The Senate’s confirmation of Brett Kavanaugh this weekend means the swing seat on the Supreme Court has been filled by someone about whom Americans are sharply divided. He comes to the seat after the most divisive of processes, with virtually all institutions of government suffering a measure of potential damage.
At nearly every turn of the long and unusual fight, partisan actions worsened the natural expected divisions. The Senate process revealed itself as broken. Kavanaugh’s defense of himself was partisan beyond any precedent for a Supreme Court nominee.
And President Donald Trump – in perhaps the least surprising part of the drama – used it all to sharpen political wedges.

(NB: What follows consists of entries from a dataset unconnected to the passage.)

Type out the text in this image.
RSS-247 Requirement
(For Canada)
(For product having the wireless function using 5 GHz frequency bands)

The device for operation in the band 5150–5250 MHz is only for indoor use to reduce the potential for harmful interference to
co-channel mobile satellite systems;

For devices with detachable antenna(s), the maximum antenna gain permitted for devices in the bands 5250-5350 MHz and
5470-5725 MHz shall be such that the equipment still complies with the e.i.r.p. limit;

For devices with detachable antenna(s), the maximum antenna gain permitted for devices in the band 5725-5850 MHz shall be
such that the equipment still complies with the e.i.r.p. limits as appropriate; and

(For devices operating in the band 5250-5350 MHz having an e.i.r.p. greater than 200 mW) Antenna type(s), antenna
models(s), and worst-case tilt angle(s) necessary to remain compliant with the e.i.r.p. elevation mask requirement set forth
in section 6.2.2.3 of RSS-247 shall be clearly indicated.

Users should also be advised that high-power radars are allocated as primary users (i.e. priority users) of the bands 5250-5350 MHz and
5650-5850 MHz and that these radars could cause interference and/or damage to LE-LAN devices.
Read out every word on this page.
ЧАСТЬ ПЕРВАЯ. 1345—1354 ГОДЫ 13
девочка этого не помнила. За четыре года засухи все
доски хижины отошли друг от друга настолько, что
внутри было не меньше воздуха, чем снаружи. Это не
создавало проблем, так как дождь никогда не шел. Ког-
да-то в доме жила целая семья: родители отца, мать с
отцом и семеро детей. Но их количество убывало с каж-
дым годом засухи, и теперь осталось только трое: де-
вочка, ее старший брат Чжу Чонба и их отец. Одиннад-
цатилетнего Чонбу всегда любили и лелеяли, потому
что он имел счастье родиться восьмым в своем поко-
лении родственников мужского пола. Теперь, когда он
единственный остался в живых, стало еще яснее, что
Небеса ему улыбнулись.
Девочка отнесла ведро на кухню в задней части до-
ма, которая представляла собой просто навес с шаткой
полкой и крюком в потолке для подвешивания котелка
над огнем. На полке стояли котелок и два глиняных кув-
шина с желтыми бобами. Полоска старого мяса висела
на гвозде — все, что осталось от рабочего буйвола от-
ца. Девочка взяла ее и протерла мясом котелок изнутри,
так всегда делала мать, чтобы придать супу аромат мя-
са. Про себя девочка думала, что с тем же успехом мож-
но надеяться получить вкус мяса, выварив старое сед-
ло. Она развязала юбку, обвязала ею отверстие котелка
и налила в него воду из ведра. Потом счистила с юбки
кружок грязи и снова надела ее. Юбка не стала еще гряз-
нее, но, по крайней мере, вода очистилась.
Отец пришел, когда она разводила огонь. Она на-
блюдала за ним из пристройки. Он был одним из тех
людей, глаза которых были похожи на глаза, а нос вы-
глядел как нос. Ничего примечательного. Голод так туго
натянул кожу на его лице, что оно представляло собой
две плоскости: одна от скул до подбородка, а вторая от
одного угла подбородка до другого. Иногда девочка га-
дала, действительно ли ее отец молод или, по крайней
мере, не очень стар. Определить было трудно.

Perhaps the most dispiriting aspect of the searing and emotional three-week span since Christine Blasey Ford came forward was the way that political allegiances seemed to overwhelm any search for facts. Polls showed that party affiliation – more than gender, age, or other variables – were the most predictive factor in whether voters believed Ford or Kavanaugh.
In the end, the Senate delivered on the country’s divisions almost as cleanly as possible, with only a single Democrat and a single Republican voting with colleagues on the other side of the aisle. Trump treated the lone GOP defection as an affront that he quickly predicted would cost Sen. Lisa Murkowski, R-Alaska, her career.